What gives these stories their depth is the way in which they were produced. Chandler used a technique he called cannibalizing in order to create them. What this means is that he took the ideas from several short stories and adjusted them in order to fit them into one, coherent tale. Basically you are taking several different premises and plot lines and coaxing a linear story out of them. This explains the plot twists as the stories are not following a single plot, but rather several that are tweaked in order to fit together.

Movies Ext.

Many of the Philip Marlowe stories have been made into feature films and television shows. The ironic thing is that the first film based on a Marlowe story did not even star the private detective. In 1942 a film version of Farewell, My Lovely was developed. It was released under the title The Falcon Takes Over. The Falcon was an established film detective and, at the time, Philip Marlowe was unknown, so The Falcon got the part.

The iconic character finally gained film notoriety in 1946 when Humphrey Bogart was named to play Philip Marlowe in the film version of The Big Sleep. The film was a great success and has been added to the United States National Film Registry for its cultural, historical and aesthetic significance. This film along with the Farewell, My Lovely were remade in the 1970’s, a tribute to the lasting importance of Marlowe as a character.

Marlowe has also been the subject of numerous television programs. He first appeared in 1959 in a half hour series for the American Broadcasting Company. (ABC) This was a short lived attempt and only lasted one season. In the early 1980’s Philip Marlowe reemerged in a British mystery series that aired on HBO in the U.S. It encompassed a total of 11 episodes was popular both with critics and the general public

Philip Marlowe’s popularity however was not only limited to the written and visual medium. His stories were very popular radio programs in the late 40’s. In fact by 1949 it had the largest radio following of any program on air. A total of 114 radio episodes were produced for CBS radio.
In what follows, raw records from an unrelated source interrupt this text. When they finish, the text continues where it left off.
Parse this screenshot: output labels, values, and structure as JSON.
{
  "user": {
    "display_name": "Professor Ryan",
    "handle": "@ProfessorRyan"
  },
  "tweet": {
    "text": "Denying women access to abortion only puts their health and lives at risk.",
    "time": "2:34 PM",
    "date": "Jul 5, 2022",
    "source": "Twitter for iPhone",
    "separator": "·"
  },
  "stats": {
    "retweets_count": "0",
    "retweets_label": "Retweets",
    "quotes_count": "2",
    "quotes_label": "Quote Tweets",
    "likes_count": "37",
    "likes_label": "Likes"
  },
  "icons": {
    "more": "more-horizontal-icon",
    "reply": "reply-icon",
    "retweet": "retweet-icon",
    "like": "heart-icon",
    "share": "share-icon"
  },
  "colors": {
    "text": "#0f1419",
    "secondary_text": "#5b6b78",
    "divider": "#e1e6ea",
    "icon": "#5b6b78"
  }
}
Philip Marlowe is the quintessential detective. Whenever you see a detective wearing a fedora, in a suit with his pants held up by suspenders, you are seeing Philip Marlowe. When a detective grabs a bottle of whiskey and pours himself a large glass or two while struggling to piece clues together, you are seeing Philip Marlowe. When the mystery seems utterly unsolvable, but the detective remembers a small piece of evidence that seemed insignificant but ends up being the key element to solving the mystery, you are seeing Philip Marlowe. Many have tried to imitate, but few have succeeded. If you want to get to the true nature of classic crime fiction, do yourself a failure and read some Philip Marlowe novels.
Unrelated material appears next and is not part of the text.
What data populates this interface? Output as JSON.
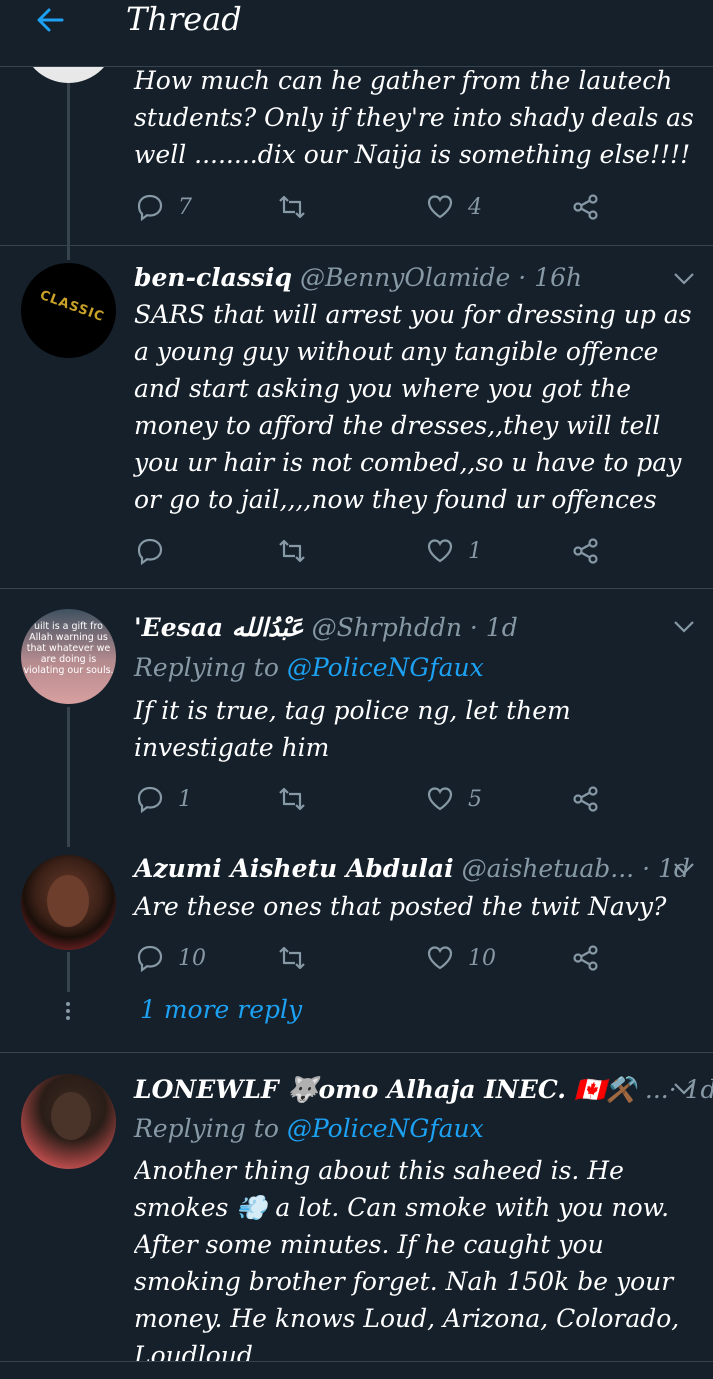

Book Series In Order » Characters » Philip Marlowe

2 Responses to “Philip Marlowe”

  1. Windy Wilson: 3 years ago

    One really neat thing about Raymond Chandler was that he changed the names of many of the cities and streets, businessmen and buildings in his stories, but you could tell they were real places in Los Angeles and surrounding cities. I found a map (a single sheet of paper that folds like a gas station map) with key places from the various Marlowe books on Amazon (To echo my uncle, I call it “The Getting Place.”
    It mentions places from the Lido Pier where Owen Taylor met his end in “The Big Sleep”, to Bay City, transparently Santa Monica, The Dancers night club on the Sunset Strip, The Ritz Beverly Hills Hotel, Musso’s and Franks Grill, and the Fulwider and Treloar buildings downtown.
    It’s called, “the Raymond Chandler Map of Los Angeles by Kim Cooper and Paul Rogers.
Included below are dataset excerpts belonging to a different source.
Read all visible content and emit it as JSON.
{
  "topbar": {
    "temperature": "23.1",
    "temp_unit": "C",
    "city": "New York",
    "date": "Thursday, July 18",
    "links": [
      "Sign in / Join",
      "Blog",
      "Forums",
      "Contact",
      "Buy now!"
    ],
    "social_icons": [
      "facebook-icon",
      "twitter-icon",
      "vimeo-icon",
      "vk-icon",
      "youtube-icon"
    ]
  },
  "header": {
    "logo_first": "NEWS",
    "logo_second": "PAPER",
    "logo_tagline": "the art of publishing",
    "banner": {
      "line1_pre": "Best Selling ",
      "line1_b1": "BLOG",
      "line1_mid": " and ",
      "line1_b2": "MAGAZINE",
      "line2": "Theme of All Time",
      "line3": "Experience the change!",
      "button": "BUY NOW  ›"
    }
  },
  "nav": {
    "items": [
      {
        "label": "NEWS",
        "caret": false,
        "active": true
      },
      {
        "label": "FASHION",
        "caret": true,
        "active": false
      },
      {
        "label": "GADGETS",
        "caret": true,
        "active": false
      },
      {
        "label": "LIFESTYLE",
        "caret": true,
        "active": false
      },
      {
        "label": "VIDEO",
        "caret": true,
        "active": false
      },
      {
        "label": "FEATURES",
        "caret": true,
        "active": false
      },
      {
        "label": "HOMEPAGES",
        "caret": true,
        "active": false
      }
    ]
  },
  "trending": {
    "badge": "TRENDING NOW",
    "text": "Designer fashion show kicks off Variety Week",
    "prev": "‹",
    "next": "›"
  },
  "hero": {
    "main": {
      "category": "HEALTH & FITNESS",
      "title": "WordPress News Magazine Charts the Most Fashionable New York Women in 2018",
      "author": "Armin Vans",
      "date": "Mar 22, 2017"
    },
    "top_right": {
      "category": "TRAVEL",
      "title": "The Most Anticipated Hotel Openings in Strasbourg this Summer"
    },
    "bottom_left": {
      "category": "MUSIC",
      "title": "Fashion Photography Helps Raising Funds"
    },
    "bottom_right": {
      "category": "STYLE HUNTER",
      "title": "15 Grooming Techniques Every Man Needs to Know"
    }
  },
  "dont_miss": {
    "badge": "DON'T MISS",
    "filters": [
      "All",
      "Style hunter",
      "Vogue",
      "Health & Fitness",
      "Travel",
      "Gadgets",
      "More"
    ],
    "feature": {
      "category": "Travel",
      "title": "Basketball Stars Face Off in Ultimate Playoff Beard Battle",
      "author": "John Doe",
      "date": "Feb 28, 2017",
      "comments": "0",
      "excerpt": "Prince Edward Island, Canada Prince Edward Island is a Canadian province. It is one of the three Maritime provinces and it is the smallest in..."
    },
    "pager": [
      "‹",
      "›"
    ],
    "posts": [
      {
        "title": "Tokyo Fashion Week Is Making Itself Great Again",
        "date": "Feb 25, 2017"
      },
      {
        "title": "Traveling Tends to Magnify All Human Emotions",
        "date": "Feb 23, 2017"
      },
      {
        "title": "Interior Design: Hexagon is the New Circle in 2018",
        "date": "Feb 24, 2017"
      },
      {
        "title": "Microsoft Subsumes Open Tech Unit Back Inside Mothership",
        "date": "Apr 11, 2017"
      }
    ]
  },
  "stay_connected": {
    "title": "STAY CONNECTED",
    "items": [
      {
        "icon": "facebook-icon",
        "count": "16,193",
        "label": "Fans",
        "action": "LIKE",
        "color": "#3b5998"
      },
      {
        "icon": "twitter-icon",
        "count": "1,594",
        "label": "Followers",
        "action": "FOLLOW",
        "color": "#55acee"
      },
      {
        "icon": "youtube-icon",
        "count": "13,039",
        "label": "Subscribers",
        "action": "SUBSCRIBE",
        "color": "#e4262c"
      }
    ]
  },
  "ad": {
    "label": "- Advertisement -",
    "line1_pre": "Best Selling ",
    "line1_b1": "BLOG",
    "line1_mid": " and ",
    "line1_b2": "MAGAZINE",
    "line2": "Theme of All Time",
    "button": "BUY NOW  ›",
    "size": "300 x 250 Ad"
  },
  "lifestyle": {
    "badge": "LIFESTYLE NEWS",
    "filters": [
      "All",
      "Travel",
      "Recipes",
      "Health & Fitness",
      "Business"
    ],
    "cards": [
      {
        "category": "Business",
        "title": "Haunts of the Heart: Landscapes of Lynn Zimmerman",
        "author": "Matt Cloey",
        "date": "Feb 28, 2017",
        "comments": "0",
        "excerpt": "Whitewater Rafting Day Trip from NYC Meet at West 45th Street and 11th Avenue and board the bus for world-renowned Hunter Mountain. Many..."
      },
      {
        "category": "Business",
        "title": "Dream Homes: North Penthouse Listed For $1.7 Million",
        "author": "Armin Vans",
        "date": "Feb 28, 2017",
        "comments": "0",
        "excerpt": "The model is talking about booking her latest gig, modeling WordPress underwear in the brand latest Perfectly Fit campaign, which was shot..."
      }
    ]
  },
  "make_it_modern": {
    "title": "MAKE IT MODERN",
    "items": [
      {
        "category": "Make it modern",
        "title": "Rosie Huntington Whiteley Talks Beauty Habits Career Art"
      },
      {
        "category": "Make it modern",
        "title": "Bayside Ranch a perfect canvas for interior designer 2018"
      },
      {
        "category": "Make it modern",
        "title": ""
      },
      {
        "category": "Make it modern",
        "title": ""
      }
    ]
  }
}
  2. Windy Wilson: 3 years ago

    Very interesting discussion of Philip Marlowe and how he really created the concept of the hard-boiled detective over the last 80 years.
    One small quibble. The title of the novel is “Farewell, My Lovely. In two places in the section, Movies Ext. it’s “Farewell MyLady.
    I hope this doesn’t appear as a comment anywhere, I don’t mean it in any critical way, I thought your last paragraph was 100% on target about later detectives, most especially, I think, the series by Mickey Spillane. And Calvin and Hobbes.